The control of body weight is a complex process that at present is incompletely understood. It is multifactorial and is influenced by appetite, food ingestion and excretion, energy utilisation and expenditure. A number of soluble mediators are known to be involved in regulating various aspects of this process and include hormones and cytokines such as leptin, ghrelin, melanocortin, agouti-related peptide, and neuropeptide Y (NPY). Normal weight control is important to good health and obesity especially, may greatly increase morbidity and mortality in individuals. Lower than average weight can also be problematic, and in developed societies, where sufficient food is available, this is more frequently due to diseases including some chronic inflammatory disorders, eating disorders such as anorexia nervosa, and cancer. Especially in the late stages of cancer, cachexia is common (occurring in most terminally ill cancer patients), and is responsible for about a quarter of all cancer-related deaths.

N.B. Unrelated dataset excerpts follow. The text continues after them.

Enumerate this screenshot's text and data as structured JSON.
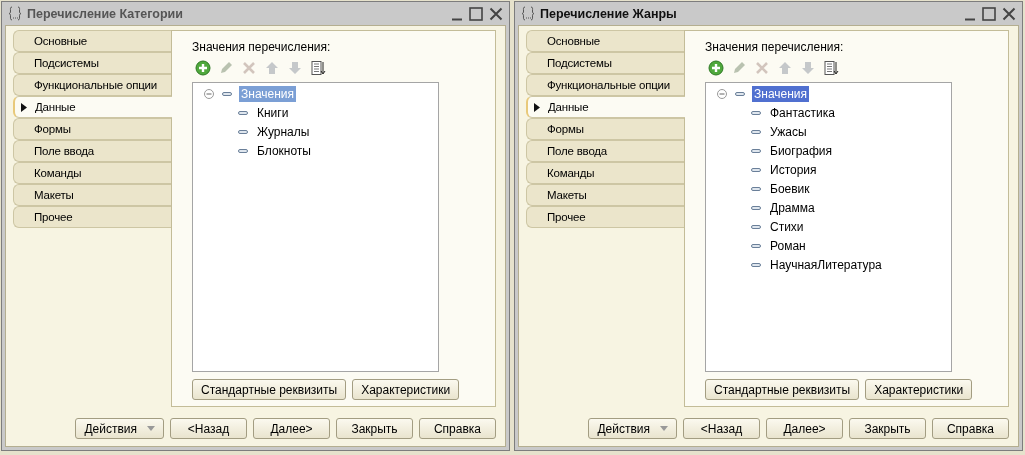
{
  "windows": [
    {
      "title": "Перечисление Категории",
      "active": false,
      "tabs": [
        {
          "label": "Основные",
          "selected": false
        },
        {
          "label": "Подсистемы",
          "selected": false
        },
        {
          "label": "Функциональные опции",
          "selected": false
        },
        {
          "label": "Данные",
          "selected": true
        },
        {
          "label": "Формы",
          "selected": false
        },
        {
          "label": "Поле ввода",
          "selected": false
        },
        {
          "label": "Команды",
          "selected": false
        },
        {
          "label": "Макеты",
          "selected": false
        },
        {
          "label": "Прочее",
          "selected": false
        }
      ],
      "list_label": "Значения перечисления:",
      "toolbar": [
        {
          "kind": "add",
          "disabled": false
        },
        {
          "kind": "edit",
          "disabled": true
        },
        {
          "kind": "delete",
          "disabled": true
        },
        {
          "kind": "up",
          "disabled": true
        },
        {
          "kind": "down",
          "disabled": true
        },
        {
          "kind": "sort",
          "disabled": false
        }
      ],
      "tree": {
        "label": "Значения",
        "expanded": true,
        "selected": true,
        "children": [
          {
            "label": "Книги",
            "selected": false
          },
          {
            "label": "Журналы",
            "selected": false
          },
          {
            "label": "Блокноты",
            "selected": false
          }
        ]
      },
      "panel_buttons": [
        "Стандартные реквизиты",
        "Характеристики"
      ],
      "actions_button": "Действия",
      "buttons": [
        "<Назад",
        "Далее>",
        "Закрыть",
        "Справка"
      ]
    },
    {
      "title": "Перечисление Жанры",
      "active": true,
      "tabs": [
        {
          "label": "Основные",
          "selected": false
        },
        {
          "label": "Подсистемы",
          "selected": false
        },
        {
          "label": "Функциональные опции",
          "selected": false
        },
        {
          "label": "Данные",
          "selected": true
        },
        {
          "label": "Формы",
          "selected": false
        },
        {
          "label": "Поле ввода",
          "selected": false
        },
        {
          "label": "Команды",
          "selected": false
        },
        {
          "label": "Макеты",
          "selected": false
        },
        {
          "label": "Прочее",
          "selected": false
        }
      ],
      "list_label": "Значения перечисления:",
      "toolbar": [
        {
          "kind": "add",
          "disabled": false
        },
        {
          "kind": "edit",
          "disabled": true
        },
        {
          "kind": "delete",
          "disabled": true
        },
        {
          "kind": "up",
          "disabled": true
        },
        {
          "kind": "down",
          "disabled": true
        },
        {
          "kind": "sort",
          "disabled": false
        }
      ],
      "tree": {
        "label": "Значения",
        "expanded": true,
        "selected": true,
        "children": [
          {
            "label": "Фантастика",
            "selected": false
          },
          {
            "label": "Ужасы",
            "selected": false
          },
          {
            "label": "Биография",
            "selected": false
          },
          {
            "label": "История",
            "selected": false
          },
          {
            "label": "Боевик",
            "selected": false
          },
          {
            "label": "Драмма",
            "selected": false
          },
          {
            "label": "Стихи",
            "selected": false
          },
          {
            "label": "Роман",
            "selected": false
          },
          {
            "label": "НаучнаяЛитература",
            "selected": false
          }
        ]
      },
      "panel_buttons": [
        "Стандартные реквизиты",
        "Характеристики"
      ],
      "actions_button": "Действия",
      "buttons": [
        "<Назад",
        "Далее>",
        "Закрыть",
        "Справка"
      ]
    }
  ]
}
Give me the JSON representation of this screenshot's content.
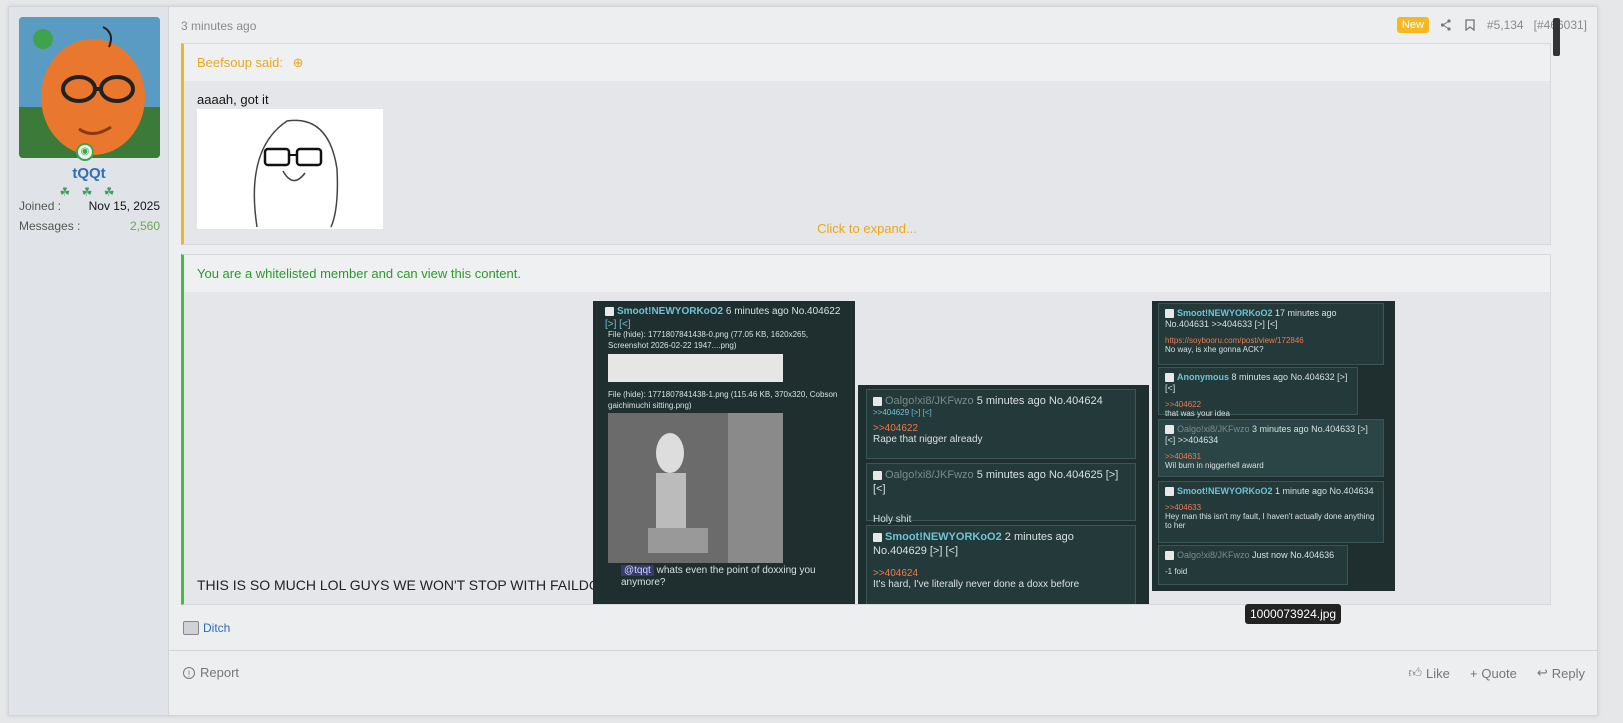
{
  "user": {
    "name": "tQQt",
    "rank_icons": "☘ ☘ ☘",
    "joined_label": "Joined :",
    "joined": "Nov 15, 2025",
    "messages_label": "Messages :",
    "messages": "2,560"
  },
  "post": {
    "time": "3 minutes ago",
    "new_badge": "New",
    "post_num": "#5,134",
    "post_id": "[#466031]"
  },
  "quote": {
    "author": "Beefsoup said:",
    "text": "aaaah, got it",
    "expand": "Click to expand..."
  },
  "whitelist": {
    "notice": "You are a whitelisted member and can view this content.",
    "caps_text": "THIS IS SO MUCH LOL GUYS WE WON'T STOP WITH FAILDOX"
  },
  "shot1": {
    "h_name": "Smoot!NEWYORKoO2",
    "h_rest": "6 minutes ago No.404622",
    "h_links": "[>] [<]",
    "file1": "File (hide): 1771807841438-0.png (77.05 KB, 1620x265, Screenshot 2026-02-22 1947....png)",
    "file2": "File (hide): 1771807841438-1.png (115.46 KB, 370x320, Cobson gaichimuchi sitting.png)",
    "mention": "@tqqt",
    "msg": "whats even the point of doxxing you anymore?"
  },
  "shot2": {
    "c1_name": "Oalgo!xi8/JKFwzo",
    "c1_time": "5 minutes ago No.404624",
    "c1_ref": ">>404629 [>] [<]",
    "c1_reply": ">>404622",
    "c1_text": "Rape that nigger already",
    "c2_name": "Oalgo!xi8/JKFwzo",
    "c2_time": "5 minutes ago No.404625 [>] [<]",
    "c2_text": "Holy shit",
    "c3_name": "Smoot!NEWYORKoO2",
    "c3_time": "2 minutes ago No.404629 [>] [<]",
    "c3_reply": ">>404624",
    "c3_text": "It's hard, I've literally never done a doxx before"
  },
  "shot3": {
    "c1_name": "Smoot!NEWYORKoO2",
    "c1_time": "17 minutes ago No.404631 >>404633 [>] [<]",
    "c1_link": "https://soybooru.com/post/view/172846",
    "c1_text": "No way, is xhe gonna ACK?",
    "c2_name": "Anonymous",
    "c2_time": "8 minutes ago No.404632 [>] [<]",
    "c2_reply": ">>404622",
    "c2_text": "that was your idea",
    "c3_name": "Oalgo!xi8/JKFwzo",
    "c3_time": "3 minutes ago No.404633 [>] [<] >>404634",
    "c3_reply": ">>404631",
    "c3_text": "Wil burn in niggerhell award",
    "c4_name": "Smoot!NEWYORKoO2",
    "c4_time": "1 minute ago No.404634",
    "c4_reply": ">>404633",
    "c4_text": "Hey man this isn't my fault, I haven't actually done anything to her",
    "c5_name": "Oalgo!xi8/JKFwzo",
    "c5_time": "Just now No.404636",
    "c5_text": "-1 foid"
  },
  "tooltip": "1000073924.jpg",
  "signature": "Ditch",
  "actions": {
    "report": "Report",
    "like": "Like",
    "quote": "Quote",
    "reply": "Reply"
  }
}
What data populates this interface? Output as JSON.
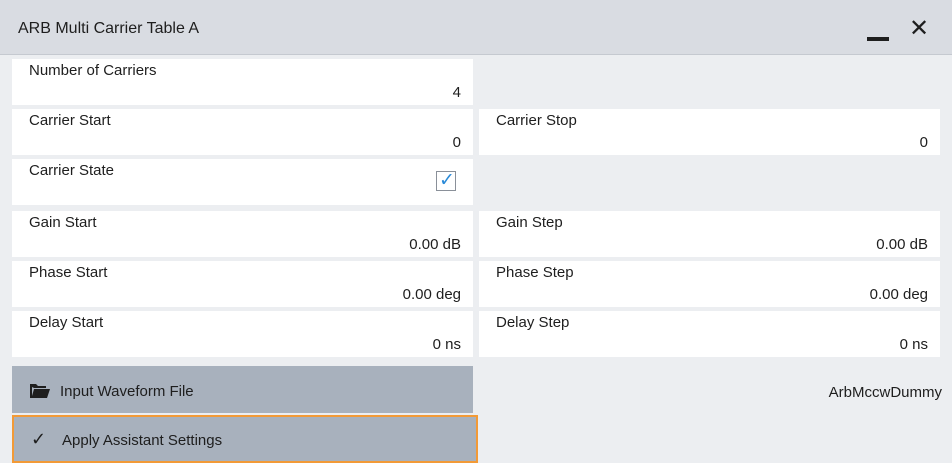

Some years ago, the present applicant cloned and characterised a novel human TGF-β superfamily cytokine that was named macrophage inhibitory cytokine-1 (MIC-1) (1-7), but has since also become known as prostate derived factor (PDF), placental bone morphogenetic protein (PLAB), and growth/differentiation factor-15 (GDF-15) (7). Under resting conditions, placenta is the only tissue expressing large amounts of MIC-1 (7), but epithelial cells in a wide variety of other organs also normally express small amounts of MIC-1 mRNA. This low level of normal MIC-1 expression is, however, dramatically increased in malignancy, inflammation and injury (7, 8-11), the increase being induced by a wide variety of cell stress and activation factors, and is mediated intracellularly, particularly by the transcription factor p53 and EGR-1 (12-15). In particular, increased MIC-1 expression has been strongly linked to breast, prostate, pancreatic and colon cancers (9-11, 17, 18), and in a recently published study (20) of several hundred patients with colonic polyps or colon cancer, the present applicant showed that elevation of serum levels of MIC-1 occurs in a progressive stepwise manner, reflecting colon cancer pathogenesis, with progression from normal to benign and then to dysplastic colonic polyps and finally colon cancer. This observation, along with results from other studies (15, 17, 19, 21), suggests that MIC-1 has an important role in tumour progression, by inducing significant paracrine effects modulating the tumour environment.
In work leading to the present invention, it had been observed that the serum levels of MIC-1 of patients in the late stages of one of the abovementioned epithelial cancers (eg serum levels of 10 to 50 ng/ml or more), correlated with serum levels in mice which were over-expressing MIC-1 and which showed marked weight loss. It was therefore proposed that the cachexia commonly exhibited in patients with cancer associated with increased MIC-1 expression, is due to the over-expression of MIC-1 and that by inhibiting that expression (eg with anti-MIC-1 antibodies), it would be possible to reverse or reduce the severity of the weight loss.